Seit Monaten frohlocken die westlichen Geheimdienste, dass Russland der Nachschub an Waffen und Munition ausgehe. Dabei leiden die Unterstützer der Ukraine inzwischen selbst unter einem eklatanten Mangel an Kriegsmaterial, nachdem sie ihre Arsenale mit atemberaubender Geschwindigkeit geleert haben. So stellte Norwegen 45 Prozent seiner Haubitzen zur Verfügung, Slowenien 40 Prozent seiner Panzer und die Tschechische Republik 33 Prozent der vorhandenen Raketenwerfer. 

In den USA sank der Bestand an Javelin-Panzerabwehrlenkwaffen durch die Lieferungen an die Ukraine um ein Drittel und der an Stinger-Flugabwehrraketen um ein Viertel. 8500 beziehungsweise 1400 dieser Systeme fehlen nun in den eigenen Lagern. Dazu kommt unter anderem noch die Abgabe von bislang 988.000 Artilleriegranaten und 150 Geschützen.

100 Milliarden Euro sind schnell weg

Trotz aller Forderungen des Militärs und der Politik schafften und schaffen es die Rüstungsfirmen im Westen nicht, ausreichend Ersatz zu produzieren. Greg Hayes, der Chef der Raytheon Company, aus deren Waffenschmieden sowohl Bauteile für die Javelin- als auch die Stinger-Raketen stammen, sagte unlängst, sein Unternehmen kämpfe mit gravierenden Problemen, was die Beschaffung der benötigten Materialien betreffe: „Leider hat das Verteidigungsministerium seit etwa 18 Jahren keine Stinger mehr gekauft und einige der Komponenten sind nicht mehr erhältlich.“

Deshalb müsse Raytheon nun Teile der Elektronik des Flugkörpers neu entwickeln – und „das wird uns ein wenig Zeit kosten“. Letztlich rechnet Hayes damit, dass seine Firma erst nächstes Jahr mit der Nachproduktion von 1300 Stinger beginnen kann.
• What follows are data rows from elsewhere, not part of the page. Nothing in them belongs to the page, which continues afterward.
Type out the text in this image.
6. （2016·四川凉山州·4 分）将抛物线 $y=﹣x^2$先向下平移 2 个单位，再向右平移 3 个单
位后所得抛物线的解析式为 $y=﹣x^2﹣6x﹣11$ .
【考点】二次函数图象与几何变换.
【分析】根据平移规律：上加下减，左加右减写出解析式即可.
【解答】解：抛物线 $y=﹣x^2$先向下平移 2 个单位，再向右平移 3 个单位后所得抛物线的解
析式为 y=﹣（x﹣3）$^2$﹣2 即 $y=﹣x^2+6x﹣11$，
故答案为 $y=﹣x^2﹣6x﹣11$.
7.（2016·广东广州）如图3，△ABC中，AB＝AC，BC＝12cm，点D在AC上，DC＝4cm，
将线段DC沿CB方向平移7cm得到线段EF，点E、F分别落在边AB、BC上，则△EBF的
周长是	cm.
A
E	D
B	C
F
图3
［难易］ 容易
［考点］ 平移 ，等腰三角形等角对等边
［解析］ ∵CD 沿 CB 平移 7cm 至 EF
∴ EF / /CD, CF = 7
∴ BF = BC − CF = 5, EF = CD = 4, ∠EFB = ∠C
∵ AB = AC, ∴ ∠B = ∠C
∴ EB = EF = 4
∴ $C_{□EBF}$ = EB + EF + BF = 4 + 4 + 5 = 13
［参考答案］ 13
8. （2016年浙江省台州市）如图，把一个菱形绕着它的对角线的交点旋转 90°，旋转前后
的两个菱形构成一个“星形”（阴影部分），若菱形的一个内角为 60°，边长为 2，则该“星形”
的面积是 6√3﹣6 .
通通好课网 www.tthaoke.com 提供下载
Daher dürfte es noch lange dauern, bis die US-Bestände an Stinger-Raketen wieder einigermaßen auf Vorkriegsniveau liegen – selbst wenn keine weiteren Lieferungen an Kiew erfolgen.

Die Bundesrepublik leidet unter noch größeren Problemen als die USA und andere Unterstützer der Ukraine. Deutschland stellte bislang folgende Mengen an Munition zur Verfügung: 30.000 Schuss für 40-Millimeter-Granatwerfer, 13.500 155-Millimeter-Artilleriegranaten, 53.000 Schuss Flakpanzer-Munition und 22 Millionen Schuss Handwaffenmunition. Dazu kommen außerdem noch 500 Stinger-Raketen, deren Nachbestellung sich angesichts der Zustände bei Raytheon definitiv erübrigt. Die Folge hiervon ist, dass Deutschland in einem Kriegsfall bereits nach maximal zwei Tagen die Munition ausgehen würde – so die einhellige Meinung von Vertretern der Rüstungsindustrie, Militärexperten und Verteidigungspolitikern. Dabei schreiben die NATO-Vorgaben Reserven für mindestens 30 Tage vor. „Wir bräuchten allein 20 Milliarden Euro zusätzlich für die Munitionsbeschaffung“, monierte deshalb Eva Högl, die Wehrbeauftragte des Deutschen Bundestages. Doch Geld ist knapp, auch wenn die Ausstattung der Bundeswehr mit 100 Milliarden Euro verbessert werden soll. Das hat vor allem drei Gründe.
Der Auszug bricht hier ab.